Я пытаюсь записывать данные в Elasticsearch с помощью Spark. Моя папка в HDFS около 1 ГБ данных, имеет много файлов txt (8000 файлов). Но когда я отправил задание, произошла следующая ошибка:
21/04/05 01:13:38 ERROR TaskSchedulerImpl: Lost executor 2 on mynode1: Remote RPC client disassociated. Likely due to containers exceeding thresholds, or network issues. Check driver logs for WARN messages.
21/04/05 01:13:53 ERROR TaskSchedulerImpl: Lost executor 0 on mynode1: Remote RPC client disassociated. Likely due to containers exceeding thresholds, or network issues. Check driver logs for WARN messages.
21/04/05 01:16:09 ERROR TaskSchedulerImpl: Lost executor 3 on mynode2: Remote RPC client disassociated. Likely due to containers exceeding thresholds, or network issues. Check driver logs for WARN messages.
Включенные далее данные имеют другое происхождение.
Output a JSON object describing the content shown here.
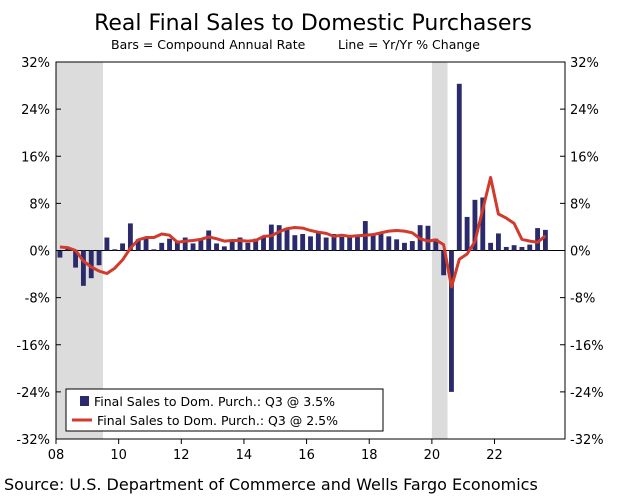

21/04/05 01:16:09 ERROR TaskSchedulerImpl: Lost executor 4 on mynode1: Remote RPC client disassociated. Likely due to containers exceeding thresholds, or network issues. Check driver logs for WARN messages.
21/04/05 01:18:54 ERROR TaskSchedulerImpl: Lost executor 5 on mynode1: Remote RPC client disassociated. Likely due to containers exceeding thresholds, or network issues. Check driver logs for WARN messages.
21/04/05 01:20:00 ERROR TaskSetManager: Task 1 in stage 1.2 failed 4 times; aborting job
Exception in thread "main" org.apache.spark.SparkException: Job aborted due to stage failure: Task 1 in stage 1.2 failed 4 times, most recent failure: Lost task 1.3 in stage 1.2 (TID 28, 192.168.5.106, executor 6): org.apache.spark.SparkException: Kryo serialization failed: Buffer overflow. Available: 0, required: 110581. To avoid this, increase spark.kryoserializer.buffer.max value
Мой код:
import org.apache.spark.sql._
import org.elasticsearch.spark.rdd.EsSpark
import org.apache.spark.{ SparkConf, SparkContext }
object index_to_es {
def main(args: Array[String]): Unit = {
println("Start app ...")
// Create spark session
val spark = SparkSession.builder()
.master("spark://master:7077")
.appName("Spark - Index to ES")
.config("spark.es.nodes","node1")
.config("spark.es.port","9200")
.config("es.batch.size.entries", "1000")
// .config("spark.es.nodes.wan.only","true") //Needed for ES on AWS
.getOrCreate()
spark.sparkContext.setLogLevel("ERROR")
// Write dataframe to ES
println("Staring indexing to ES ...")
val startTimeMillis = System.currentTimeMillis()
// Create spark context
val sc = spark.sparkContext
sc.setLogLevel("ERROR")
val rddFromFile = spark.sparkContext.wholeTextFiles("hdfs://master:9000/bigdata/bigger").repartition(2)
var listDoc = List[IndexDocument]()
rddFromFile.collect().foreach(f=>{
val indexDoc = IndexDocument(f._1, f._2)
listDoc = listDoc :+ indexDoc
// val rdd = sc.makeRDD(Seq(indexDoc))
// EsSpark.saveToEs(rdd, "bigger")
})
val rdd = sc.makeRDD(listDoc)
EsSpark.saveToEs(rdd, "bigdata")
val endTimeMillis = System.currentTimeMillis()
val durationSeconds = (endTimeMillis - startTimeMillis) / 1000
println("Indexing successfully! Time indexing: " + durationSeconds + " seconds")
}
}
case class IndexDocument (filePath:String, content:String)
В моем искровом кластере 3 узла, 2 ГБ оперативной памяти на каждый узел. И mynode1 запускает ElasticSearch, 3 узла запускает hdfs
искра-default.conf
spark.master spark://master:7077
spark.eventLog.enabled false
spark.eventLog.dir hdfs://namenode:8021/directory
spark.serializer org.apache.spark.serializer.KryoSerializer
spark.driver.memory 6g
spark.executor.extraJavaOptions -XX:+PrintGCDetails -Dkey=value -Dnumbers = "one two three"
#spark.storage.memoryFraction 0.2
spark.executor.memory 800m
spark.kryoserializer.buffer.max 256m
Я поставил 100 МБ данных в порядке, но 1 ГБ - нет. Должен ли я уменьшить свои данные?